Kunsthochschule Burg: Kostenstreit verzögert Baustart

In der aktuellen Debatte um den Neubau der Kunsthochschule Burg Giebichenstein in Halle zeichnet sich vor Ende April noch keine Entscheidung ab. Nach Informationen des Finanzministeriums, die MDR SACHSEN-ANHALT auf Anfrage erhalten hat, ist derzeit noch eine Überarbeitung des Planvorschlags durch das Münchener Planungsbüro, das den Architekturwettbewerb für den Neubau für sich entscheiden konnte, in Gang.

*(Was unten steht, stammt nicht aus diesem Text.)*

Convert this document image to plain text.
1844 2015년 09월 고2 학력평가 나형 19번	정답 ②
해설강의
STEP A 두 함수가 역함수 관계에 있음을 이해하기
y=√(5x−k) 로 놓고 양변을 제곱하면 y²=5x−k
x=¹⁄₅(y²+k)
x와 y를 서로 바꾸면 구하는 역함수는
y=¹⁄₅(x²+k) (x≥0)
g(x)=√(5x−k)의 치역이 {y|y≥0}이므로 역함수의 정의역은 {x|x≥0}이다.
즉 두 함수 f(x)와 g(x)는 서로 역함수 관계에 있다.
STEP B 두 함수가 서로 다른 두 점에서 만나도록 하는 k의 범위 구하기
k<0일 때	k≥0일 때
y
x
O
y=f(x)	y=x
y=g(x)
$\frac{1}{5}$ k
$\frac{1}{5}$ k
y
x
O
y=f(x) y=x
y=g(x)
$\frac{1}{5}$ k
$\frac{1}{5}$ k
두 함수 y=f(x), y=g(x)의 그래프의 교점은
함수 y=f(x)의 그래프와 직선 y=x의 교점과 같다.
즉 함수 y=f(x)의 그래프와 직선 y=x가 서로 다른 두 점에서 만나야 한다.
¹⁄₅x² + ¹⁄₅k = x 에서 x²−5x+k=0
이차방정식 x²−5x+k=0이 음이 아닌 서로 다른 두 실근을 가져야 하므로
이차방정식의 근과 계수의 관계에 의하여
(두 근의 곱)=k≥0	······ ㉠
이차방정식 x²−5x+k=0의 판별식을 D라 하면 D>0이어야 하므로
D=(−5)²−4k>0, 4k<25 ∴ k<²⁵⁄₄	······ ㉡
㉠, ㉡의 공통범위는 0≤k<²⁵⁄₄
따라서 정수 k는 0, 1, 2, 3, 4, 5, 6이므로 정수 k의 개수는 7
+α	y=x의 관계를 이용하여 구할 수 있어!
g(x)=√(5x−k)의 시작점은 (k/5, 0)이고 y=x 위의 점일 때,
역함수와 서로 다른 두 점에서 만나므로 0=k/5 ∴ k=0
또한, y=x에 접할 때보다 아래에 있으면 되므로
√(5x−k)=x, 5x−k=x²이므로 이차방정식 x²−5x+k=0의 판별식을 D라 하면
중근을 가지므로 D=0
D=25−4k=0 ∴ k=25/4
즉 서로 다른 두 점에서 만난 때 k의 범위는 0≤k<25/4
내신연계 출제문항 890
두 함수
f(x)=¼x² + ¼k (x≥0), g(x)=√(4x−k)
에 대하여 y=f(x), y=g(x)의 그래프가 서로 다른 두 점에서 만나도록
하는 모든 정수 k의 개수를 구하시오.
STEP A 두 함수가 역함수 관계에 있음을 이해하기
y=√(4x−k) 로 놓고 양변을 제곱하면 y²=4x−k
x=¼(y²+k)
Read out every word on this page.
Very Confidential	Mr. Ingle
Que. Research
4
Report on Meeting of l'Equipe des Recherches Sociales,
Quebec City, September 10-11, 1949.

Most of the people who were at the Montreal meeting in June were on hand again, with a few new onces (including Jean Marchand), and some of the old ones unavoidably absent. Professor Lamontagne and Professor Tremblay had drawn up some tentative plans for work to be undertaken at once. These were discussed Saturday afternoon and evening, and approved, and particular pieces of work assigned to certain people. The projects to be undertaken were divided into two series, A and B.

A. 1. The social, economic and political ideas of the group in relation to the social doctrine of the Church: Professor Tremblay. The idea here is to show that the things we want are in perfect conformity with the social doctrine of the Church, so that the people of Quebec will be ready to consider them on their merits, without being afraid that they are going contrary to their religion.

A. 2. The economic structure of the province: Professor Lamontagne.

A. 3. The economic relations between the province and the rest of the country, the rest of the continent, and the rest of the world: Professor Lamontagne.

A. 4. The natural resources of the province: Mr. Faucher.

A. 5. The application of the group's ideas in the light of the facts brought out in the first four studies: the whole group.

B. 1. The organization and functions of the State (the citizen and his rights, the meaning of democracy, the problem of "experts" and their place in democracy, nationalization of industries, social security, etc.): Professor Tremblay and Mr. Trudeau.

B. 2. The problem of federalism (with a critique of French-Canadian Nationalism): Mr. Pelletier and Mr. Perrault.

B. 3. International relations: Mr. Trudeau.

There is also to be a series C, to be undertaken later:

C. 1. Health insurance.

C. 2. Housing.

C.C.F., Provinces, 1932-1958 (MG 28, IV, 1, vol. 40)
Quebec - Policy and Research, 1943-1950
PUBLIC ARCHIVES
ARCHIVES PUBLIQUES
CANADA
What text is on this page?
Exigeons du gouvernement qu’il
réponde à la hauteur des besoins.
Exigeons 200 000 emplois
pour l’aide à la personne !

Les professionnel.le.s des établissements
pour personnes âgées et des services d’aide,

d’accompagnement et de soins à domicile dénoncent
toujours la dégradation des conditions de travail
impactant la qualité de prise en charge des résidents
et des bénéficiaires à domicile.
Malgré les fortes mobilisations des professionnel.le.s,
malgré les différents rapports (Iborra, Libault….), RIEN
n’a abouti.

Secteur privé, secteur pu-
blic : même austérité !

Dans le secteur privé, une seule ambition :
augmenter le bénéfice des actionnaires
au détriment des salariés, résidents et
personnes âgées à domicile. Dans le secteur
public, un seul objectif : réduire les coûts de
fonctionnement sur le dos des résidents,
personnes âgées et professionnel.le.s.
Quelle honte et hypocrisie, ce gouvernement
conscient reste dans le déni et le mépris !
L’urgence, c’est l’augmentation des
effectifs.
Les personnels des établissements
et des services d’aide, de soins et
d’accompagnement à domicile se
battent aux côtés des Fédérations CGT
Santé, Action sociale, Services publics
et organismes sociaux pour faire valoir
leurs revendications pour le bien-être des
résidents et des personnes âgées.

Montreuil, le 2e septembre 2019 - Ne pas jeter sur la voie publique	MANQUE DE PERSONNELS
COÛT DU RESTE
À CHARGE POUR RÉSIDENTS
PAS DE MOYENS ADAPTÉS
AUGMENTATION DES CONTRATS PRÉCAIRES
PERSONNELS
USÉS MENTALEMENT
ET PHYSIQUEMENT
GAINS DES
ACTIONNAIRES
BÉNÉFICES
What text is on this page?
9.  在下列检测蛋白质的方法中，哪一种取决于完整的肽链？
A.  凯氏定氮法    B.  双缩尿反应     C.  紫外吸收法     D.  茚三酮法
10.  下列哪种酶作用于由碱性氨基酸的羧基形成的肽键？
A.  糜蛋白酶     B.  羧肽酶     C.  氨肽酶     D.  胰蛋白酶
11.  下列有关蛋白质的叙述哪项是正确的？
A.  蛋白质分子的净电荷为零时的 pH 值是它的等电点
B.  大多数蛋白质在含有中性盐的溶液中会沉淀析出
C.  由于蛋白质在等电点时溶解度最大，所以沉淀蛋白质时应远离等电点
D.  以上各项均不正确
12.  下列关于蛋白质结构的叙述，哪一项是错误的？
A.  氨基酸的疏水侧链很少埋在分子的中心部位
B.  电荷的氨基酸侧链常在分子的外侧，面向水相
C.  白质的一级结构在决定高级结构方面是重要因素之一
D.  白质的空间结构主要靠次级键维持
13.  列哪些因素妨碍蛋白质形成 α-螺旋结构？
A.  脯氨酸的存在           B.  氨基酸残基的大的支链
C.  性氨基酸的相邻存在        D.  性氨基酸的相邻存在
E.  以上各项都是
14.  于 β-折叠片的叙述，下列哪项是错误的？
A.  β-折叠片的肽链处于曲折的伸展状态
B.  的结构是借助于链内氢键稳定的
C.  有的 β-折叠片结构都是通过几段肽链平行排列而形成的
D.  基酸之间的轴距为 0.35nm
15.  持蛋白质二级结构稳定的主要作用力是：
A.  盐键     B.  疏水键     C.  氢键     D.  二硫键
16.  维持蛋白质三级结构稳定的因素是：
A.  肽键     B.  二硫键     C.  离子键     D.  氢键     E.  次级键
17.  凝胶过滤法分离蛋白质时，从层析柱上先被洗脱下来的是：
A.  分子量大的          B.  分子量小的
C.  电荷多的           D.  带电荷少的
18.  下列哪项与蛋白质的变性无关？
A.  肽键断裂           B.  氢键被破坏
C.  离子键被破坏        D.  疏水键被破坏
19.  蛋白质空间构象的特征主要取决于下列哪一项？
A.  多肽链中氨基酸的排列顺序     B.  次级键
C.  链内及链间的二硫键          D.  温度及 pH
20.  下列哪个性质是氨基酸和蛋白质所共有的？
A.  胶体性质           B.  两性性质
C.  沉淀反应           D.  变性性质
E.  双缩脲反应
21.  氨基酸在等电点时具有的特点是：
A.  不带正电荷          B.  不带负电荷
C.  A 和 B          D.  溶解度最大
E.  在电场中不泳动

Die Frist für diese Überarbeitung endet am 15. März. Ziel ist es, eine kosteneffiziente Lösung zu präsentieren.

Im Anschluss an diese Überarbeitung steht eine eingehende Prüfung durch das Finanzministerium und den Landesbetrieb Bau- und Liegenschaftsmanagement Sachsen-Anhalt (BLSA) an. Eine abschließende Bewertung der Situation und ein Ergebnis der Prüfung werden für Mitte April antizipiert. Erst im Anschluss daran wird es möglich sein, genauere Aussagen über den weiteren Verlauf des Projektes zu treffen.

Die Diskussionen um die Kosten des Bauvorhabens hatten Ende letzten Jahres zu einem Stillstand geführt. Während das BLSA, welches dem Finanzministerium untersteht, weiterhin an den ursprünglich veranschlagten 31 Millionen Euro festhält, werfen Vertreter der Kunsthochschule der Behörde vor, nicht kompromissbereit zu sein.

Neue Kalkulationen deuten darauf hin, dass sich die Baukosten auf rund 47 Millionen Euro belaufen könnten. Trotz dieser signifikanten Kostensteigerung appellieren Landtagsabgeordnete unterschiedlicher Fraktionen an einen zügigen Baubeginn und zeigen sich damit unterstützend für das Bauvorhaben.

Der Autor des Originalartikels liefert mit diesen Informationen einen Einblick in die Herausforderungen und den aktuellen Stand der Planungen für eines der bedeutenden Architekturprojekte in Sachsen-Anhalt.